In a sign of Asia’s burgeoning wealth, an increasing number of families are consolidating their monies in Singapore through formal structures like family offices. The MAS said, in a separate report, that the number of family offices quintupled between 2017 and 2019; as of February 2022, Singapore had more than 400 family offices. In March 2019, MAS set up the Family Office Development Team with Singapore’s Economic Development Board to improve the operating environment of family office by attracting more professionals.

High net-worth individuals choose Singapore for its sound financial regulation, strong rule of law, as well as political and economic stability.
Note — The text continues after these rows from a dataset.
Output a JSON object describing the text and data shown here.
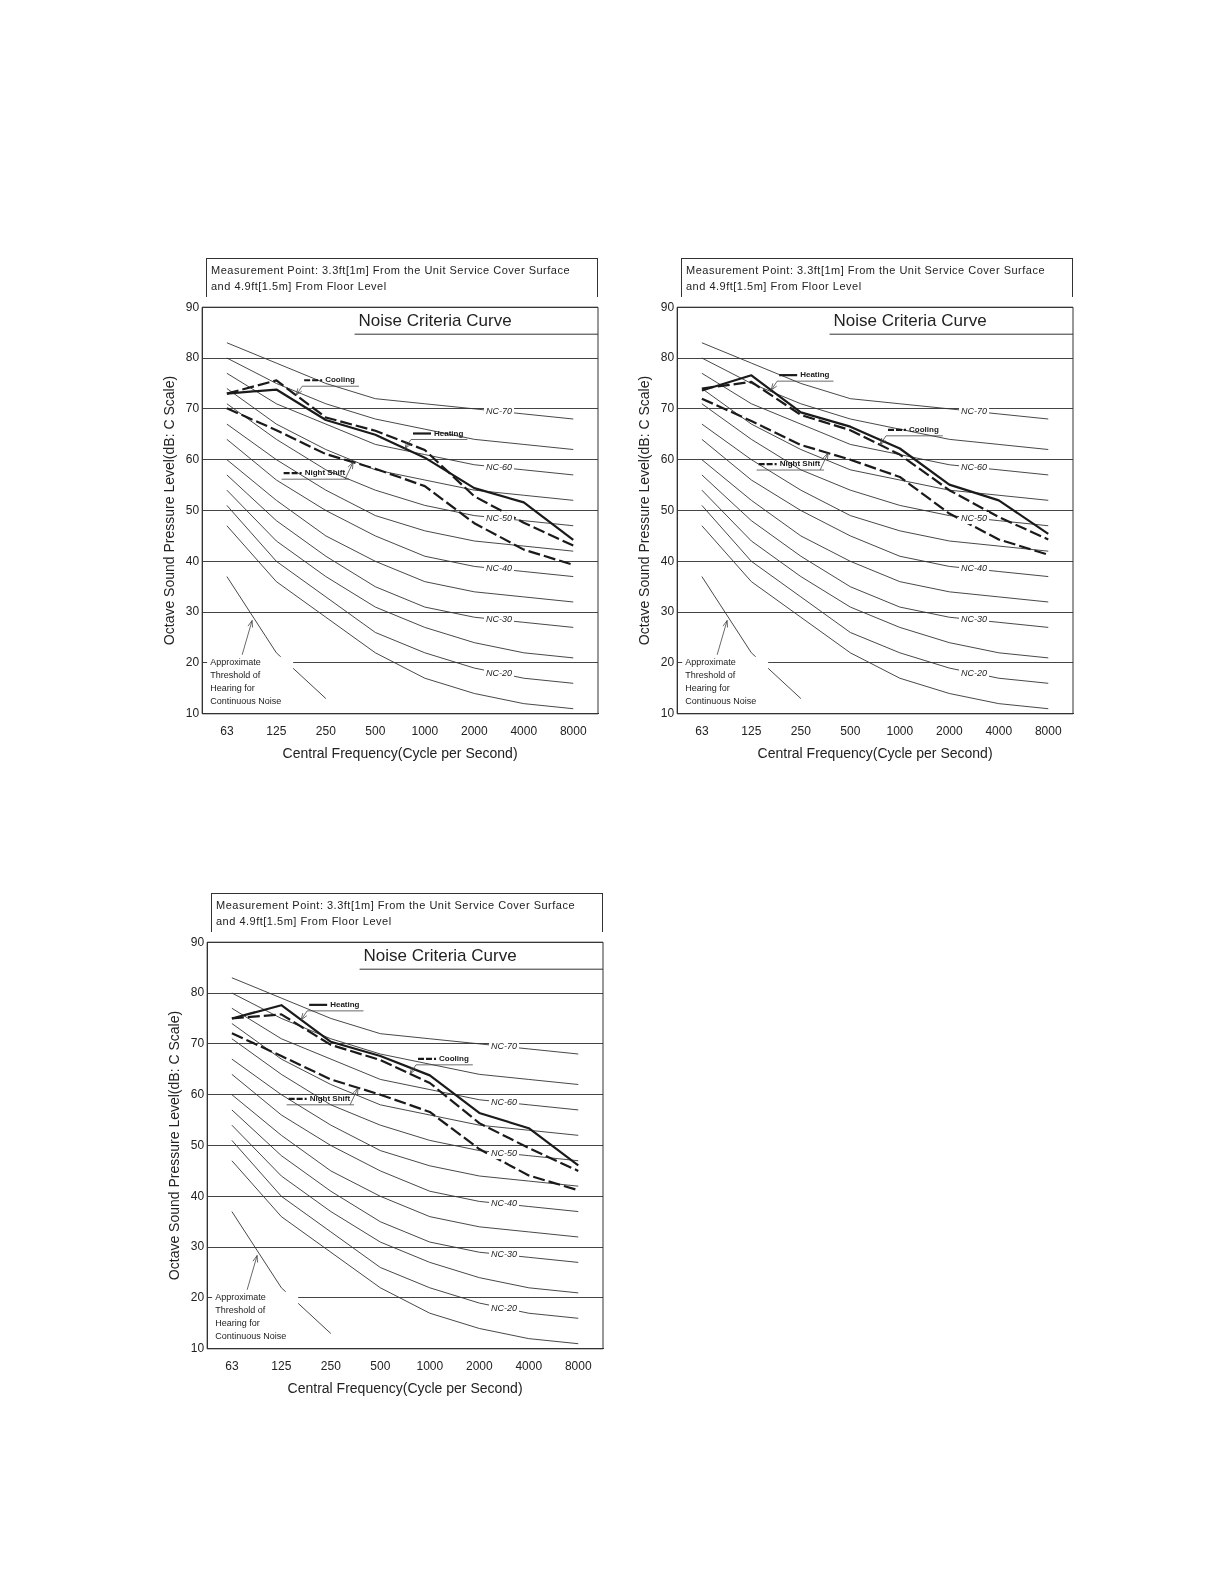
{
  "chart_data": [
    {
      "type": "line",
      "subtitle": "Measurement Point: 3.3ft[1m] From the Unit Service Cover Surface and 4.9ft[1.5m] From Floor Level",
      "xlabel": "Central Frequency(Cycle per Second)",
      "ylabel": "Octave Sound Pressure Level(dB: C Scale)",
      "annotations": [
        "Noise Criteria Curve"
      ],
      "categories": [
        "63",
        "125",
        "250",
        "500",
        "1000",
        "2000",
        "4000",
        "8000"
      ],
      "ylim": [
        10,
        90
      ],
      "yticks": [
        10,
        20,
        30,
        40,
        50,
        60,
        70,
        80,
        90
      ],
      "grid": "y",
      "legend": "top left",
      "marker": "none",
      "series": [
        {
          "name": "Cooling",
          "color": "#1a1a1a",
          "line_style": "dashed",
          "values": [
            73,
            75.6,
            68.3,
            65.7,
            61.9,
            52.8,
            47.6,
            43.1
          ]
        },
        {
          "name": "Heating",
          "color": "#1a1a1a",
          "line_style": "solid",
          "values": [
            73,
            73.8,
            67.8,
            64.9,
            60.4,
            54.4,
            51.6,
            44.2
          ]
        },
        {
          "name": "Night Shift",
          "color": "#1a1a1a",
          "line_style": "dashed",
          "values": [
            70.1,
            65.8,
            61.1,
            58.2,
            54.8,
            47.5,
            42.3,
            39.3
          ]
        },
        {
          "name": "Approximate Threshold of Hearing for Continuous Noise",
          "color": "#333333",
          "line_style": "solid",
          "values": [
            37,
            22,
            13,
            null,
            null,
            null,
            null,
            null
          ]
        },
        {
          "color": "#333333",
          "values": [
            47,
            36,
            29,
            22,
            17,
            14,
            12,
            11
          ]
        },
        {
          "name": "NC-20",
          "color": "#333333",
          "values": [
            51,
            40,
            33,
            26,
            22,
            19,
            17,
            16
          ]
        },
        {
          "color": "#333333",
          "values": [
            54,
            44,
            37,
            31,
            27,
            24,
            22,
            21
          ]
        },
        {
          "name": "NC-30",
          "color": "#333333",
          "values": [
            57,
            48,
            41,
            35,
            31,
            29,
            28,
            27
          ]
        },
        {
          "color": "#333333",
          "values": [
            60,
            52,
            45,
            40,
            36,
            34,
            33,
            32
          ]
        },
        {
          "name": "NC-40",
          "color": "#333333",
          "values": [
            64,
            56,
            50,
            45,
            41,
            39,
            38,
            37
          ]
        },
        {
          "color": "#333333",
          "values": [
            67,
            60,
            54,
            49,
            46,
            44,
            43,
            42
          ]
        },
        {
          "name": "NC-50",
          "color": "#333333",
          "values": [
            71,
            64,
            58,
            54,
            51,
            49,
            48,
            47
          ]
        },
        {
          "color": "#333333",
          "values": [
            74,
            67,
            62,
            58,
            56,
            54,
            53,
            52
          ]
        },
        {
          "name": "NC-60",
          "color": "#333333",
          "values": [
            77,
            71,
            67,
            63,
            61,
            59,
            58,
            57
          ]
        },
        {
          "color": "#333333",
          "values": [
            80,
            75,
            71,
            68,
            66,
            64,
            63,
            62
          ]
        },
        {
          "name": "NC-70",
          "color": "#333333",
          "values": [
            83,
            79,
            75,
            72,
            71,
            70,
            69,
            68
          ]
        }
      ]
    },
    {
      "type": "line",
      "subtitle": "Measurement Point: 3.3ft[1m] From the Unit Service Cover Surface and 4.9ft[1.5m] From Floor Level",
      "xlabel": "Central Frequency(Cycle per Second)",
      "ylabel": "Octave Sound Pressure Level(dB: C Scale)",
      "annotations": [
        "Noise Criteria Curve"
      ],
      "categories": [
        "63",
        "125",
        "250",
        "500",
        "1000",
        "2000",
        "4000",
        "8000"
      ],
      "ylim": [
        10,
        90
      ],
      "yticks": [
        10,
        20,
        30,
        40,
        50,
        60,
        70,
        80,
        90
      ],
      "grid": "y",
      "legend": "top left",
      "marker": "none",
      "series": [
        {
          "name": "Heating",
          "color": "#1a1a1a",
          "line_style": "solid",
          "values": [
            73.6,
            76.6,
            69.3,
            66.5,
            62.2,
            55.1,
            52,
            45.4
          ]
        },
        {
          "name": "Cooling",
          "color": "#1a1a1a",
          "line_style": "dashed",
          "values": [
            74,
            75.3,
            68.8,
            65.8,
            61,
            54,
            48.7,
            44.3
          ]
        },
        {
          "name": "Night Shift",
          "color": "#1a1a1a",
          "line_style": "dashed",
          "values": [
            72,
            67.6,
            62.9,
            60,
            56.6,
            49.4,
            44.3,
            41.3
          ]
        },
        {
          "name": "Approximate Threshold of Hearing for Continuous Noise",
          "color": "#333333",
          "line_style": "solid",
          "values": [
            37,
            22,
            13,
            null,
            null,
            null,
            null,
            null
          ]
        },
        {
          "color": "#333333",
          "values": [
            47,
            36,
            29,
            22,
            17,
            14,
            12,
            11
          ]
        },
        {
          "name": "NC-20",
          "color": "#333333",
          "values": [
            51,
            40,
            33,
            26,
            22,
            19,
            17,
            16
          ]
        },
        {
          "color": "#333333",
          "values": [
            54,
            44,
            37,
            31,
            27,
            24,
            22,
            21
          ]
        },
        {
          "name": "NC-30",
          "color": "#333333",
          "values": [
            57,
            48,
            41,
            35,
            31,
            29,
            28,
            27
          ]
        },
        {
          "color": "#333333",
          "values": [
            60,
            52,
            45,
            40,
            36,
            34,
            33,
            32
          ]
        },
        {
          "name": "NC-40",
          "color": "#333333",
          "values": [
            64,
            56,
            50,
            45,
            41,
            39,
            38,
            37
          ]
        },
        {
          "color": "#333333",
          "values": [
            67,
            60,
            54,
            49,
            46,
            44,
            43,
            42
          ]
        },
        {
          "name": "NC-50",
          "color": "#333333",
          "values": [
            71,
            64,
            58,
            54,
            51,
            49,
            48,
            47
          ]
        },
        {
          "color": "#333333",
          "values": [
            74,
            67,
            62,
            58,
            56,
            54,
            53,
            52
          ]
        },
        {
          "name": "NC-60",
          "color": "#333333",
          "values": [
            77,
            71,
            67,
            63,
            61,
            59,
            58,
            57
          ]
        },
        {
          "color": "#333333",
          "values": [
            80,
            75,
            71,
            68,
            66,
            64,
            63,
            62
          ]
        },
        {
          "name": "NC-70",
          "color": "#333333",
          "values": [
            83,
            79,
            75,
            72,
            71,
            70,
            69,
            68
          ]
        }
      ]
    },
    {
      "type": "line",
      "subtitle": "Measurement Point: 3.3ft[1m] From the Unit Service Cover Surface and 4.9ft[1.5m] From Floor Level",
      "xlabel": "Central Frequency(Cycle per Second)",
      "ylabel": "Octave Sound Pressure Level(dB: C Scale)",
      "annotations": [
        "Noise Criteria Curve"
      ],
      "categories": [
        "63",
        "125",
        "250",
        "500",
        "1000",
        "2000",
        "4000",
        "8000"
      ],
      "ylim": [
        10,
        90
      ],
      "yticks": [
        10,
        20,
        30,
        40,
        50,
        60,
        70,
        80,
        90
      ],
      "grid": "y",
      "legend": "top left",
      "marker": "none",
      "series": [
        {
          "name": "Heating",
          "color": "#1a1a1a",
          "line_style": "solid",
          "values": [
            75,
            77.6,
            70.4,
            67.6,
            63.8,
            56.4,
            53.4,
            46.1
          ]
        },
        {
          "name": "Cooling",
          "color": "#1a1a1a",
          "line_style": "dashed",
          "values": [
            75,
            75.8,
            69.8,
            66.8,
            62.3,
            54.4,
            49.5,
            45
          ]
        },
        {
          "name": "Night Shift",
          "color": "#1a1a1a",
          "line_style": "dashed",
          "values": [
            72.1,
            67.6,
            63,
            60,
            56.6,
            49.3,
            44.1,
            41.2
          ]
        },
        {
          "name": "Approximate Threshold of Hearing for Continuous Noise",
          "color": "#333333",
          "line_style": "solid",
          "values": [
            37,
            22,
            13,
            null,
            null,
            null,
            null,
            null
          ]
        },
        {
          "color": "#333333",
          "values": [
            47,
            36,
            29,
            22,
            17,
            14,
            12,
            11
          ]
        },
        {
          "name": "NC-20",
          "color": "#333333",
          "values": [
            51,
            40,
            33,
            26,
            22,
            19,
            17,
            16
          ]
        },
        {
          "color": "#333333",
          "values": [
            54,
            44,
            37,
            31,
            27,
            24,
            22,
            21
          ]
        },
        {
          "name": "NC-30",
          "color": "#333333",
          "values": [
            57,
            48,
            41,
            35,
            31,
            29,
            28,
            27
          ]
        },
        {
          "color": "#333333",
          "values": [
            60,
            52,
            45,
            40,
            36,
            34,
            33,
            32
          ]
        },
        {
          "name": "NC-40",
          "color": "#333333",
          "values": [
            64,
            56,
            50,
            45,
            41,
            39,
            38,
            37
          ]
        },
        {
          "color": "#333333",
          "values": [
            67,
            60,
            54,
            49,
            46,
            44,
            43,
            42
          ]
        },
        {
          "name": "NC-50",
          "color": "#333333",
          "values": [
            71,
            64,
            58,
            54,
            51,
            49,
            48,
            47
          ]
        },
        {
          "color": "#333333",
          "values": [
            74,
            67,
            62,
            58,
            56,
            54,
            53,
            52
          ]
        },
        {
          "name": "NC-60",
          "color": "#333333",
          "values": [
            77,
            71,
            67,
            63,
            61,
            59,
            58,
            57
          ]
        },
        {
          "color": "#333333",
          "values": [
            80,
            75,
            71,
            68,
            66,
            64,
            63,
            62
          ]
        },
        {
          "name": "NC-70",
          "color": "#333333",
          "values": [
            83,
            79,
            75,
            72,
            71,
            70,
            69,
            68
          ]
        }
      ]
    }
  ]
}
Singapore authorities have been working to tailor regulations and expand the suite of wealth management services that allow such wealthy individuals to access global investment products.

Mechanisms that ensure disputes are properly resolved also will enhance Singapore’s standing as a wealth-management hub. Even so, more complex cases such as Ivanishvili’s would have broader lessons and implications beyond Singapore.

“This case reinforces in many respects the fiduciary obligations banks have towards clients: to prudently manage their assets and to protect these assets from a range of risks – including fraud and misconduct,” Deans said. 

In a statement read to the court this week, Ivanishvili's lawyers Cavinder Bull and Woo Shu Yan of Drew & Napier said their client had placed $1.1 billion under the custodianship of the Credit Suisse Trust in 2005. Lescaudron was Credit Suisse's channel for Ivanishvili's business and began fraudulently mismanaging the trust's investments and "misappropriating" the funds within as early as 2007, the statement said. Credit Suisse is represented by Allen & Gledhill; it did not respond to e-mailed requests and calls for comment.

Lescaudron was convicted by a Swiss court in 2018 of forging the signatures of former clients, including Ivanishvili, over an eight-year period, court documents said.

The case continues before Judge Patricia Bergin at the Singapore International Commercial Court.